Manufacturing Data Give Big Boost to World Stocks
World stocks rallied strongly Thursday after strong manufacturing data encouraged hopes that the global recovery from recession is gaining traction — a day ahead of key U.S. jobs data that could set the tone in the markets next week when many investors return from the Easter break.
In Europe, the FTSE 100 index of leading British shares was up 59.77 points, or 1.1 percent, at 5,739.41 while Germany’s DAX rose 79.96 points, or 1.3 percent, to 6,233.51. The CAC-40 in France was 61.59 points, or 1.6 percent, higher at 4,035.60.

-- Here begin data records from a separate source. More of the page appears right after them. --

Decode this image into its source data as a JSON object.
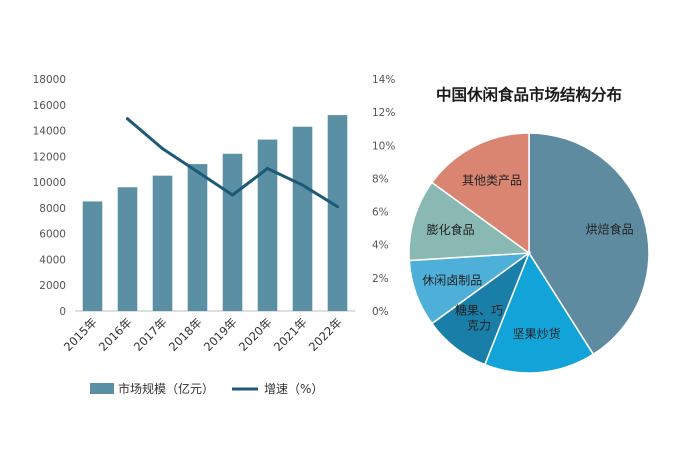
{
  "chart_data": [
    {
      "type": "bar",
      "categories": [
        "2015年",
        "2016年",
        "2017年",
        "2018年",
        "2019年",
        "2020年",
        "2021年",
        "2022年"
      ],
      "series": [
        {
          "name": "市场规模（亿元）",
          "type": "bar",
          "axis": "left",
          "color": "#5b8fa3",
          "values": [
            8500,
            9600,
            10500,
            11400,
            12200,
            13300,
            14300,
            15200
          ]
        },
        {
          "name": "增速（%）",
          "type": "line",
          "axis": "right",
          "color": "#1d5a75",
          "values": [
            null,
            11.6,
            9.8,
            8.4,
            7.0,
            8.6,
            7.6,
            6.3
          ]
        }
      ],
      "ylim_left": [
        0,
        18000
      ],
      "yticks_left": [
        "0",
        "2000",
        "4000",
        "6000",
        "8000",
        "10000",
        "12000",
        "14000",
        "16000",
        "18000"
      ],
      "ylim_right": [
        0,
        14
      ],
      "yticks_right": [
        "0%",
        "2%",
        "4%",
        "6%",
        "8%",
        "10%",
        "12%",
        "14%"
      ],
      "grid": false,
      "legend": {
        "placement": "bottom",
        "items": [
          {
            "label": "市场规模（亿元）",
            "marker": "rect",
            "color": "#5b8fa3"
          },
          {
            "label": "增速（%）",
            "marker": "line",
            "color": "#1d5a75"
          }
        ]
      }
    },
    {
      "type": "pie",
      "title": "中国休闲食品市场结构分布",
      "slices": [
        {
          "label": "烘焙食品",
          "value": 41,
          "color": "#5f8ba0"
        },
        {
          "label": "坚果炒货",
          "value": 15,
          "color": "#12a3d8"
        },
        {
          "label": "糖果、巧克力",
          "label_lines": [
            "糖果、巧",
            "克力"
          ],
          "value": 9,
          "color": "#197ea8"
        },
        {
          "label": "休闲卤制品",
          "value": 9,
          "color": "#4eb0d8"
        },
        {
          "label": "膨化食品",
          "value": 11,
          "color": "#8ab8b2"
        },
        {
          "label": "其他类产品",
          "value": 15,
          "color": "#d98572"
        }
      ]
    }
  ]
}
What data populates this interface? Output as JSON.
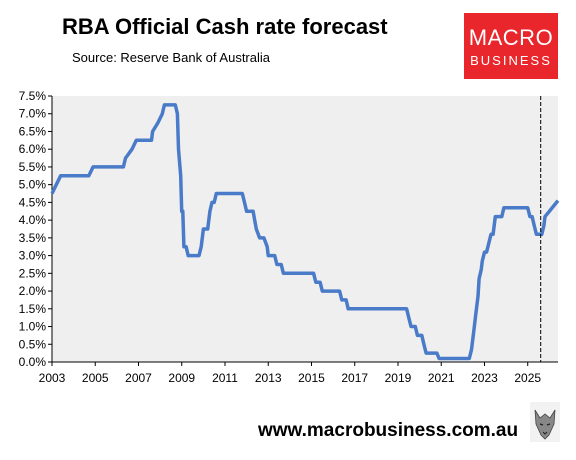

On Wall Street, the Dow Jones industrial average was up 91.30 points, or 0.8 percent, at 10,947.93 soon after the open while the broader Standard & Poor’s 500 index rose 11.33 points, or 1 percent, at 1,180.76.
The rise in the markets came as manufacturing data from around the world reinforced optimism about the global economic recovery. Surveys for the eurozone, Britain and China all outperformed expectations.
The monthly survey from the Institute for Supply Management came last and certainly did not disappoint. Its main purchasing managers’ index — a broad gauge of business activity — spiked to 59.6 in March, way above February’s 56.5 and analysts’ expectations for a more modest rise to 57.
Any reading above 50 indicates expansion and March’s figure suggests that the manufacturing sector in the world’s largest economy is growing at its fastest rate since July 2004.
In Japan, the world’s second largest economy, the recovery also appears to be pushing ahead. The closely watched Tankan report showed companies’ confidence rose for a fourth straight quarter — in fact, it was the most upbeat Tankan survey since before Lehman Brothers’ collapse in September 2008.
The upbeat data have helped rein in the concerns stoked Wednesday by a disappointing U.S. jobs survey from the private payrolls firm ADP, which suggested that official government figures Friday will come in below expectations
Traditionally, the nonfarm payrolls data set the market tone for a week or two but this month’s figures will be released as many traders head off for the Easter break. All major stock indexes in Europe and the U.S. are closed for Good Friday, suggesting that most of the initial reaction to the payrolls data will be seen in the currency markets.
Before the ADP report, the consensus in the markets was for a net gain in payrolls of around 170,000 jobs in March, but analysts are now less confident that the U.S. economy created that many jobs.
Investors have further U.S. jobs data to digest later Thursday — weekly jobless claims and a survey from the Challenger job-placement firm — before Friday’s main report.
Anthony Grech, market strategist at IG Index, said solid payrolls figures on Friday would “draw a neat line under an impressive first quarter, while a worse than expected number may shake sentiment.”
However, before then, trading volumes are expected to wind down in the run-up to the Easter break.
By mid afternoon London time, the euro was 0.1 percent lower at $1.3499 while the dollar rose 0.6 percent to 93.95 yen.
Earlier in Asia, Japan’s benchmark Nikkei 225 stock average gained 154.46 points, or 1.4 percent, to 11,244.40, while Hong Kong’s market index rose 1.4 percent to 21,537.00 and South Korea’s Kospi benchmark was up 1.6 percent at 1,719.17.
Elsewhere, China’s Shanghai market rose 1.2 percent and Australia’s index gained 0.7 percent.
The benchmark oil contract added $1.12 to $84.74 a barrel.